El increíble arte de abrir y cerrar las puertas

Las grandes y conmovedoras historias comienzan con un Había una vez. O eso es lo que yo he aprendido de cuando mi padre se sentaba junto a mí en la cama, antes de dormir, y me contaba viejas historias del pueblo. Y es que mi padre nunca me contó un cuento, él decía que para eso ya estaba la televisión, que él contaba historias. Y se lo agradezco, porque gracias a sus historias antes de dormir aprendí muchas cosas.

Él se encargaba de refrescar la memoria y de contarme historias que habían pasado en su pueblo. Eso sí, siempre les daba un toque de humor o incluso de misterio que hacía que me quedara prendido de ello. En el fondo siempre he pensado que lo hacía por morriña o nostalgia, porque eso le hacía sentirse más cerca de sus raíces. Pues bien, entre todas esas historias que me contaba había alguna que era digna de serie de plataforma de televisión, ahora que están tan de moda. Antes de dormir me contaba cómo eran las tiendas del pueblo, el viaje de un gallego a Argentina que volvió luego montado en el dólar. Que en el pueblo había cuatro fábricas e incluso que hubo tren. Aunque, sin duda ,las que más me gustaban eran la de los oficios.

Mi padre es (o era) un gran apasionado de los oficios y siempre me contaba alguna historia de algún amigo suyo que era todo un genio en su oficio. Así fui conociendo a Pepe el pescadero, a Carlota la modista y por supuesto al que más me llamó la atención, Alfredo, el manivelas. Cuando conocí su mote la verdad es que no caía en qué podía hacer, pero con el paso del tiempo conocí al verdadero Alfredo. Y la verdad es que, salvo alguna cosa, (que diría Mariano Rajoy), mi padre me clavó a este personaje.

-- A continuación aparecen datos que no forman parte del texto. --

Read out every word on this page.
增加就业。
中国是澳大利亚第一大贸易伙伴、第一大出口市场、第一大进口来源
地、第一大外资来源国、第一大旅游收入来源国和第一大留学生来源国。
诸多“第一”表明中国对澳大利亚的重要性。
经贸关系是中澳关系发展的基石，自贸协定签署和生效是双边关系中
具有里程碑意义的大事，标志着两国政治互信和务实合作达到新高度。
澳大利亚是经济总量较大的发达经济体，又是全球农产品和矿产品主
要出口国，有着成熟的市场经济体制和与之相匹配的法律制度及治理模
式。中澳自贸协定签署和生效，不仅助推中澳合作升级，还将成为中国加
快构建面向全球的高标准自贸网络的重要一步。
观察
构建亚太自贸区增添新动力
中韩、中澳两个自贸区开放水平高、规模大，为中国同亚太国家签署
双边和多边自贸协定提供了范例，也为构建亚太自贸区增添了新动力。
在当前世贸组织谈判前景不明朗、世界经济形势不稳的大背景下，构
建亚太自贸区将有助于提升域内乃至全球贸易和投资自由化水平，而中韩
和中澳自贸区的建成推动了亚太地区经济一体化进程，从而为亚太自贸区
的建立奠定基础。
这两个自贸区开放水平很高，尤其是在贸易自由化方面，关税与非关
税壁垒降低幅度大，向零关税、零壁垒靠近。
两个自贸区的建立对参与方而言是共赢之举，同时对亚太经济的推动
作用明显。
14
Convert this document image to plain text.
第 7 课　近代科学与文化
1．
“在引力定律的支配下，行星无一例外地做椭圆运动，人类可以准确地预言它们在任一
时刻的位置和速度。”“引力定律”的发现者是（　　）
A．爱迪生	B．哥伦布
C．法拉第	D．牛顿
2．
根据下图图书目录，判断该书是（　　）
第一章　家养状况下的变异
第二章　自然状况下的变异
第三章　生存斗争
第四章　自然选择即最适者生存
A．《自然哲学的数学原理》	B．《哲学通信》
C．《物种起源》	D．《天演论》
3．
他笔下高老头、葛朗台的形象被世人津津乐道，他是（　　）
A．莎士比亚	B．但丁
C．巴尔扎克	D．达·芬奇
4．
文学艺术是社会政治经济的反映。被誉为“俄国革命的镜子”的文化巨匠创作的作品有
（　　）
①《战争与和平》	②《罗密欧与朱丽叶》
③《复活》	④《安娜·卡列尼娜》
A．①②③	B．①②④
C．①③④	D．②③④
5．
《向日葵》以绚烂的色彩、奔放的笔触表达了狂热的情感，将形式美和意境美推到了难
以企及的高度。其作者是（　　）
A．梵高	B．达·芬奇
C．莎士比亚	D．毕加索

Alfredo era un humilde artesano, ya se sabe que se dice humilde porque decir que no tenía donde caerse muerto queda feo. Poco a poco había conocido un oficio como el de su padre, se dedicaba a elaborar manivelas para las puertas en su pequeño taller de pueblo. Como me contó mi padre, era un oficio heredado, pero nada tenía que ver la puesta en marcha de uno con otro. Sobre todo porque Alfredo le ha sabido dar ese toque de modernismo que su padre no hizo.

Este oficio puede parecer sencillo, pero no es así. Como pasa en todas las cosas, una cosa es fácil si se le pone amor y empeño, y esto es lo que le sobra al bueno de Alfredo. Solo tenemos que ver que son manivelas eran tan bonitas y bien hechas que se convirtieron en una especie de pequeñas obras de arte, que no solo cumplían su función práctica, es decir, la de abrir y cerrar puertas, sino que también sirven para decorar las puertas de las casas de todo el pueblo. Un aspecto que cuando vas a los pueblos llama la atención. Se nota perfectamente si allí trabaja un artesano de las manivelas o no.

Prestigio

Y como suele pasar en los cuentos, o en las historias que mi padre cuenta. Un día, un famoso artista de la capital visitó el pueblo. Era un tío que manejaba billetes, según dicen los rumores, y quedó impresionado al ver las manivelas que Alfredo había creado. Bueno, quedó tan maravillado que decidió llevar algunas de ellas a su galería de arte y exhibirlas como piezas únicas y originales. ¿Qué te parece? Pues esa es la leyenda que me cuenta mi padre.

Desde ese momento, la fama de su paisano como artista se expandió rápidamente y pronto se convirtió en uno de los más reconocidos. Sus manivelas han sido puestas por los cielos por críticos y coleccionistas de arte. Y según me dice mi padre llegó a vender una manivela por casi un millón de pesetas de la época. Y así termina la historia que me contaba mi papá antes de dormir.

Tal fue la expectación que causó en mí que con el paso de los años he ido también mirando empresas de este tipo. Y es cierto que cuando les ves trabajar es todo un arte. Un ejemplo lo tenemos en Mani-Grip, que podíamos decir que es la viva historia de Alfredo pero puesta en el siglo XXI. Con más de 30 años de experiencia se puede ver en cada manivela fabricada con esmero en España su dedicación a la calidad y sostenibilidad. La verdad es que un sector impresionante.

Aunque siempre ponía la moraleja. “Y nunca se olvidó de sus raíces”, me contaba. Hasta el punto de que donó cierto dinero para las fiestas patronales. Y colorín colorado, este cuento-historia se ha acabado.